01.29.15

The NextWave of Charlie’s strategy…

Posted in DISH, Financials, Operators, Regulatory, Spectrum at 5:43 pm by timfarrar

The AWS-3 auction has finally closed today, after lasting far longer and attracting much higher bids than anyone thought possible. So now we are confronted with a flood of headlines saying the auction “has raised” $44.9B.

Of course that is not true. The total of Provisional Winning Bids is $44.9B. But look carefully at the FCC’s own blog post about the auction results. This blog post indicates the auction raised $7B for public safety, $300M for research, $115M for grants, funding for relocation (estimated at a total of $5.1B before the auction), plus “more than $20 billion” for deficit reduction.

So by my count that totals $32.5B. How can that be when the winning bids totaled $44.9B? The answer is that total amount raised will be reduced by any discounts accruing to Designated Entities, who are entitled to a 25% discount. And we know that Ergen is backing two DEs (SNR and NorthStar) in the auction. While the FCC is not going to give an exact figure for the amount raised, until they announce the winning bidders tomorrow (Friday), why wouldn’t the FCC have trumpeted “more than $30B” or even “more than $25B” raised for deficit reduction if they could make that statement? (Note: Walt Piecyk believes it is because the original 2012 legislation projected $20.4B would be available for deficit reduction).

If the amount raised for deficit reduction is less than $30B then that puts the DE discount at more than $2.4B, implying the DEs won more than $9.6B of PWBs and spent more than $7.2B net. If the amount raised for deficit reduction is less than $25B then that puts the DE discount at more than $7.4B, implying the DEs won more than $29.6B of PWBs and spent more than $22.2B net. And no-one has come up with a plausible case for any DEs other than those backed by Ergen to have billions of dollars available to spend on spectrum.

So it looks like Ergen is going to come out with what’s very likely more than $10B in PWBs and perhaps even $20B+ in PWBs before his 25% discount. That would be a severe disappointment to those who believe that there is unprecedented demand for spectrum, because the result will have been dictated by Ergen’s desire to corner the spectrum market, taking advantage of a windfall discount granted him by the FCC. It would certainly contradict the consensus of Wall St analysts, who apparently can’t conceive of Ergen actually wanting to bet the company on buying up spectrum.

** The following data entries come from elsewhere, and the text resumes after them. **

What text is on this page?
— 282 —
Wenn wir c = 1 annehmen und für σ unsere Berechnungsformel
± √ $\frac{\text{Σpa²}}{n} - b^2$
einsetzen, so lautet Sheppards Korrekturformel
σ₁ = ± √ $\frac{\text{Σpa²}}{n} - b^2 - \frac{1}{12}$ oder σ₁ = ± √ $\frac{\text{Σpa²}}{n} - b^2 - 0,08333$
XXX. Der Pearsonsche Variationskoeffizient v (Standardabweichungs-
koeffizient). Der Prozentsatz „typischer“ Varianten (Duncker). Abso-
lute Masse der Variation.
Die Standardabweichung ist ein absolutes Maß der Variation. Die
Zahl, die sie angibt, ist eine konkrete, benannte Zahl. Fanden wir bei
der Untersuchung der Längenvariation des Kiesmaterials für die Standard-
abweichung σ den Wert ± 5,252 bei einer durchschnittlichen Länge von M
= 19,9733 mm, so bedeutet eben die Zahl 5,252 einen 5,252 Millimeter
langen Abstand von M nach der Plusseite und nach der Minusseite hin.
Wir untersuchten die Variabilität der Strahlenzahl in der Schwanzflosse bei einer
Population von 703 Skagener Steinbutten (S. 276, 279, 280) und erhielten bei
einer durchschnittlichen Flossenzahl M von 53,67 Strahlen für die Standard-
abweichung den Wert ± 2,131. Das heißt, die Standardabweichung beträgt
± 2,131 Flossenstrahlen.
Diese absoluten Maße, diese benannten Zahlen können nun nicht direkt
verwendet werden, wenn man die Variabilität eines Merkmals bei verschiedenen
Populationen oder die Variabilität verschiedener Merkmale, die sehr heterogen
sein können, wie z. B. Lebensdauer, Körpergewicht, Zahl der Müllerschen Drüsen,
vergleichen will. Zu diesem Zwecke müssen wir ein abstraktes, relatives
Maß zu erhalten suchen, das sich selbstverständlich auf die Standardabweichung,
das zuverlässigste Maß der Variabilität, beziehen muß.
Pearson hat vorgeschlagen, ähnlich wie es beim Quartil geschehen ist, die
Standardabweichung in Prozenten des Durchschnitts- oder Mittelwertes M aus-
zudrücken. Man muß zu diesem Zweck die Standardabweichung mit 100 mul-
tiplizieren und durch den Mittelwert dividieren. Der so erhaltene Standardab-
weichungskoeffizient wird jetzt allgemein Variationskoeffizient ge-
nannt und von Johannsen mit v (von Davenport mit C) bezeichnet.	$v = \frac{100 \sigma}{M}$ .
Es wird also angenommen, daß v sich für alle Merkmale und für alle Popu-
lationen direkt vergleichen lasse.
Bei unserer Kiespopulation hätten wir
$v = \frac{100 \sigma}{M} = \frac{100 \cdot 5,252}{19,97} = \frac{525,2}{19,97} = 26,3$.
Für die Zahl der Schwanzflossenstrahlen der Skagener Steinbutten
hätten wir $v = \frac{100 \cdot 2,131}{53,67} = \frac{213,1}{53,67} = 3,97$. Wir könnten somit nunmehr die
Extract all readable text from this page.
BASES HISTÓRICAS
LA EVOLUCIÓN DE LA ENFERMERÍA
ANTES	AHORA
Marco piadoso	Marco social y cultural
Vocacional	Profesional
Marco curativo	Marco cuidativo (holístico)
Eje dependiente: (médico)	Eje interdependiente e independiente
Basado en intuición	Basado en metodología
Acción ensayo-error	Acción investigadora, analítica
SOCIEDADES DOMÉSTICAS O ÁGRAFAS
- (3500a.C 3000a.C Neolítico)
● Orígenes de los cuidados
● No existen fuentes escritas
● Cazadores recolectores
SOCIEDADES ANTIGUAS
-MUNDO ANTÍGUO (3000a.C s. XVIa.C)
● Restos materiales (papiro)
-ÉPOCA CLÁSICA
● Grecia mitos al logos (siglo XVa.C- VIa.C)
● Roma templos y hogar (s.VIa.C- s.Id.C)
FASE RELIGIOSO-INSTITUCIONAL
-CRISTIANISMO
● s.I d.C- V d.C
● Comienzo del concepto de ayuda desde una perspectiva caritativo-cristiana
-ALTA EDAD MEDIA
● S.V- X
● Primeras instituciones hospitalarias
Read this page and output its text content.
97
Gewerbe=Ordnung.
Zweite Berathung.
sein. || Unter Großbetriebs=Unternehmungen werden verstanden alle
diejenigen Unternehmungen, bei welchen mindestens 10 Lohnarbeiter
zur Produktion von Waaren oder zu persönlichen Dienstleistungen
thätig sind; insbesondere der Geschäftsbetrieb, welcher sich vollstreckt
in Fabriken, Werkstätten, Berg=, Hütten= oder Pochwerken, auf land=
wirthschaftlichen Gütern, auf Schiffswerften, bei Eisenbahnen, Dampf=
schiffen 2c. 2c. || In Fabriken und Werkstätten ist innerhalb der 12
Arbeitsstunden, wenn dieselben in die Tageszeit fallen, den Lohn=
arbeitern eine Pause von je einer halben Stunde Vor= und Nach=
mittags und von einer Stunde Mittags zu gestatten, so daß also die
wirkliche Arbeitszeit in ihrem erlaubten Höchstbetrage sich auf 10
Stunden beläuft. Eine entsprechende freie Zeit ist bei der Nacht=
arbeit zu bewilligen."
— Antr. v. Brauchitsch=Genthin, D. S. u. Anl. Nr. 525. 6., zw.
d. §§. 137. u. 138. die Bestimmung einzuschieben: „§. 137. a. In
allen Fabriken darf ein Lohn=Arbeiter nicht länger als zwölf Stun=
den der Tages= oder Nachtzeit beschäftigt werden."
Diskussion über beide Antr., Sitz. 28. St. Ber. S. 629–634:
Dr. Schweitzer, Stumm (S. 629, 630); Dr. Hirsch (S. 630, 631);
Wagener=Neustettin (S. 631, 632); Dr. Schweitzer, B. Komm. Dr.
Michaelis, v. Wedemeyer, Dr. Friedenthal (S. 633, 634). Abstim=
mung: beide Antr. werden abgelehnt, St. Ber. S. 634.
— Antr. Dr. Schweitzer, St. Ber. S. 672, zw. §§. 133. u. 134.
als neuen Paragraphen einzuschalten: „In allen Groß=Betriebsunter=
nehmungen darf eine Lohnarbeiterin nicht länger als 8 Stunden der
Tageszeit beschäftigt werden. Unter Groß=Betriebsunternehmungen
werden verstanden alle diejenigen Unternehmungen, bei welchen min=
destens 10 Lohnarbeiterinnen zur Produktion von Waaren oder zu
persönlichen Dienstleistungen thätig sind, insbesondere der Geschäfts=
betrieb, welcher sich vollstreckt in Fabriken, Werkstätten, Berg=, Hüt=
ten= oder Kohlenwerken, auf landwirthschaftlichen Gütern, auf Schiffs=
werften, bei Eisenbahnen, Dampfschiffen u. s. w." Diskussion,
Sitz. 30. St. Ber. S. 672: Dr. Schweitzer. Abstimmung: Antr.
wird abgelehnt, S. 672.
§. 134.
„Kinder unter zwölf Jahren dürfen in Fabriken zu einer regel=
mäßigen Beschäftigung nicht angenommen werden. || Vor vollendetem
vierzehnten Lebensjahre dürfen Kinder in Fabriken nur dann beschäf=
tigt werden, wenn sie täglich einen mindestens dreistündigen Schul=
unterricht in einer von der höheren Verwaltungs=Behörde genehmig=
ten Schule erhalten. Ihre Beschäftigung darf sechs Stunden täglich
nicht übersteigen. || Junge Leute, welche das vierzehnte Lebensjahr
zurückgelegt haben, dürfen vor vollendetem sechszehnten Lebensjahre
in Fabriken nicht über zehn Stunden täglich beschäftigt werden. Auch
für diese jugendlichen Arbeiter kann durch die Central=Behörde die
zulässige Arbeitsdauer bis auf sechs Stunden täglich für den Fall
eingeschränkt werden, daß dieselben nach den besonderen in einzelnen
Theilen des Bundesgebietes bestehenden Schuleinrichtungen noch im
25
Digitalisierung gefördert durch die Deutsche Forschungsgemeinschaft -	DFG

UPDATE (1/30): The FCC has now released the full results, confirming that the final total of net winning bids is $41.3B, with $3.3B of the $3.5B in DE discounts accruing to SNR and NorthStar (i.e. DISH). That means that the amount raised for deficit reduction is less than $30B (actually just under $29B) and we are certainly set for a battle over whether DISH’s “small business” discount is warranted. The results also basically confirm my guesses about the double bidding in Round 36 and elsewhere, where SNR and NorthStar both bid for the license, but their opposition was AT&T, not Verizon as I (and others) thought at the time.

Of course, Ergen’s discount is going to raise massive protests from Verizon and AT&T and its interesting to note that the FCC blog post also stated that “Our team in the Wireless Bureau will thoroughly review and scrutinize each application to assure that granting each license is in the public interest and, where applicable, that each applicant has complied with the Commission’s bidding credit rules.”

Even if Ergen is successful in retaining his discount (and if he doesn’t then the whole auction may fall apart) then this result (as I predicted back in November) may lead Sprint to ally with Verizon and AT&T to isolate DISH and make sure no-one needs to lease Charlie’s spectrum. After all, we’ve already seen Sprint’s CEO indicate he is looking to sell off some of the 2.5GHz spectrum.

Recently we’ve also see Ergen demanding LightSquared pay him off in cash, in exchange for agreeing to the bankruptcy plan, and if he is going to spend $10B or more for AWS-3 spectrum, then that cash may be needed to fund the DEs.

UPDATE (1/30): DISH also won most of the unpaired uplink spectrum in the AWS-3 auction, so it may not need LightSquared’s spectrum (which in the near term most likely consists of unpaired uplinks) in any case.

Will Charlie’s all-in bet pay off? What will be the next piece of his strategy to monetize the spectrum? DISH won’t be able to give any details until after the downpayment deadline (10 business days after the results are announced). But we will have plenty of time to speculate, and tomorrow should be a very interesting day.